Kalix EMR experienced a major incident on April 1, 2021 affecting Kalix Platform and Telehealth, lasting 2h 44m. The incident has been resolved; the full update timeline is below.
Affected components
Update timeline
- investigating Apr 01, 2021, 10:03 PM UTC
Some customers are reporting an unknown error. We are not seeing any errors according to our tracking and servers are operational. It seems to be a DNS problem. We are currently investigating.

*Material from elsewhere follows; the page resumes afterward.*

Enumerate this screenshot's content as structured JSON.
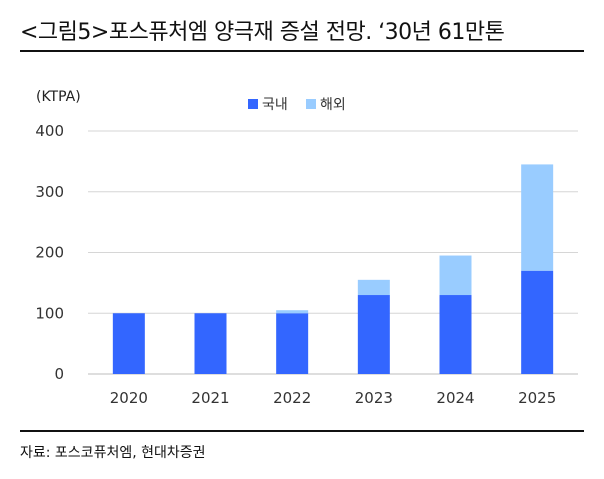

- identified Apr 01, 2021, 10:16 PM UTC
This issue has been identified. Our authentication server is still on our old system and uses Azure DNS (DNS is the service that matches up a website name to a machine address), which is currently experiencing issues. The status can be tracked at the url below. It looks like the issue is still ongoing though it doesn't seem to be affecting Kalix right now, however it does mention the issues are intemittent: https://status.azure.com/en-us/status It looks like cloudflare which hosts our main sites have cached the previous values, so results may be patchy depending on whether a previous record was saved or not. It seems that there was 15 minutes of disruption over the last 30 minutes when we saw a lot of DNS issues. This issue is not related to the Kalix related problems from last week. The servers themselves are working and are not restarting and are not the cause of these issues.
- monitoring Apr 01, 2021, 10:30 PM UTC
We have bypassed the Azure DNS by applying a manual DNS record into cloudflare that points directly to the servers. This should prevent any more problems related to the Azure DNS. We are monitoring and if there are any other related records we will be fixing those too.
- resolved Apr 02, 2021, 12:47 AM UTC
There have been no further issues after switching our DNS record, and Azure's DNS provider is also fixed. We will continue to apply the bypass so that Kalix is not reliant on the DNS server. We will close this issue now as the fix looks like it is working correctly.